Liv­ing in a city with such diver­si­ty but keep­ing our chil­dren away from the major­i­ty of its cit­i­zens start­ed to feel like a dis­ser­vice to our chil­dren. As par­ents of young ones, we do want to keep them sur­round­ed by love and com­fort at all times. But as par­ents of future adults, we have a respon­si­bil­i­ty to teach our chil­dren that they do not, in fact, exist in their own uni­verse. Oth­er peo­ple occu­py the world who have dif­fer­ent needs, dif­fer­ent beliefs, and won’t agree with them at every turn.

While some peo­ple may think throw­ing chil­dren into the wilds of pub­lic school in Los Ange­les is cru­el and unusu­al — I mean the lunch options alone — we are not those peo­ple. Or maybe, we are no longer those peo­ple. Per­haps it took us too long to come to the real­iza­tion that our job as par­ents is to not only pro­tect and nur­ture our chil­dren, but to cre­ate good peo­ple who tru­ly get what oth­er peo­ple have to endure sim­ply to get an edu­ca­tion, and to pre­pare them for adult­hood. At some point our kids have to learn that their world­view is not shared by all of their peers. And their fresh, organ­ic, kosher lunch is a priv­i­lege, not the norm for chil­dren who eat one or more meals at school every weekday.

We are so grate­ful for the time our chil­dren spent sur­round­ed by love, and the sup­port­ive fam­i­lies who will always be part of their jour­ney. We are espe­cial­ly thank­ful for the lessons in Judaism they learned every day. We know they are able to look out­ward and ques­tion what they think they know, and that is because of the years spent at the Jew­ish day school. That is not noth­ing. That is not to be tak­en for grant­ed, and for­got­ten. It’s sim­ply that now, for many rea­sons, some altru­is­tic, some con­ve­nient, it’s time to leave the nest and live in the real world. All four of us.

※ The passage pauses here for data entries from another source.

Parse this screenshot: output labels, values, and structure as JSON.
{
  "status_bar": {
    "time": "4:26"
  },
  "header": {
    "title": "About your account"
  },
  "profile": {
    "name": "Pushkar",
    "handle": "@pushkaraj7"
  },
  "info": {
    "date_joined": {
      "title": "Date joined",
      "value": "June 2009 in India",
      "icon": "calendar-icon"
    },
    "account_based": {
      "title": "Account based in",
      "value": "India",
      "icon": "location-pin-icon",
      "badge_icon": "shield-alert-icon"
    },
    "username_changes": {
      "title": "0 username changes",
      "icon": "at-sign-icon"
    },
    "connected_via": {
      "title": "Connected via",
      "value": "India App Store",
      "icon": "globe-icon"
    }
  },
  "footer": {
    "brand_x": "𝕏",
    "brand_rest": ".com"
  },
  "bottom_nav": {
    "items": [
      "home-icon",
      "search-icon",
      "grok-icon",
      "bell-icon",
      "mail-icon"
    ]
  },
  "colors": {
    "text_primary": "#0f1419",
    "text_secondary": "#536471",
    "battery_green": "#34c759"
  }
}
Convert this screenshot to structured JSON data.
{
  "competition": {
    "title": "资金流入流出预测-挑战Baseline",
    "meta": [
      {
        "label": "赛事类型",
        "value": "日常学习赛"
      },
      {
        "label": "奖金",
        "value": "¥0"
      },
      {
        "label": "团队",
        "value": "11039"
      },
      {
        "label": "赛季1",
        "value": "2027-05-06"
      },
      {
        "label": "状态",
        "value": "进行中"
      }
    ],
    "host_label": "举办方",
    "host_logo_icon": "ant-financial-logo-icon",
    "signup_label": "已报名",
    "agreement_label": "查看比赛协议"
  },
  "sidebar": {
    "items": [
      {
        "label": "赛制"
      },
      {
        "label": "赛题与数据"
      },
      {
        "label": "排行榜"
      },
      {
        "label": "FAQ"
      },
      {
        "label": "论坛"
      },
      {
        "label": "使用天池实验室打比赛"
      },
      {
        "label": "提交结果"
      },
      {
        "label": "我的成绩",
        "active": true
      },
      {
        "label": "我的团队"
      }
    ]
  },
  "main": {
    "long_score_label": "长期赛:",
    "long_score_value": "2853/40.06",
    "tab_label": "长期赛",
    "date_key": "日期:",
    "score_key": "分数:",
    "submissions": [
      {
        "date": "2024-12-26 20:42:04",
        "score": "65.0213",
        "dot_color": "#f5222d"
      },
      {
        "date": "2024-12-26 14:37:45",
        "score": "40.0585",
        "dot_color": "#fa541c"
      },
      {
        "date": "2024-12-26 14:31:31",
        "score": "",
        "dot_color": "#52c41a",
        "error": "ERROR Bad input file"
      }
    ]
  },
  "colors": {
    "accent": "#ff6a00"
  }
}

April Peveteaux is a writer, edi­tor and the unlucky recip­i­ent of a celi­ac dis­ease diag­no­sis. An enthu­si­as­tic home cook (espe­cial­ly dur­ing hol­i­days), Peveteaux con­vert­ed fam­i­ly recipes to gluten-free and found peo­ple could­n’t tell the dif­fer­ence between gluten-free latkes, and the flour-coat­ed ver­sions of Hanukkahs past. She lives in Hol­ly­wood with her hus­band and two chil­dren, and miss­es New York intensely.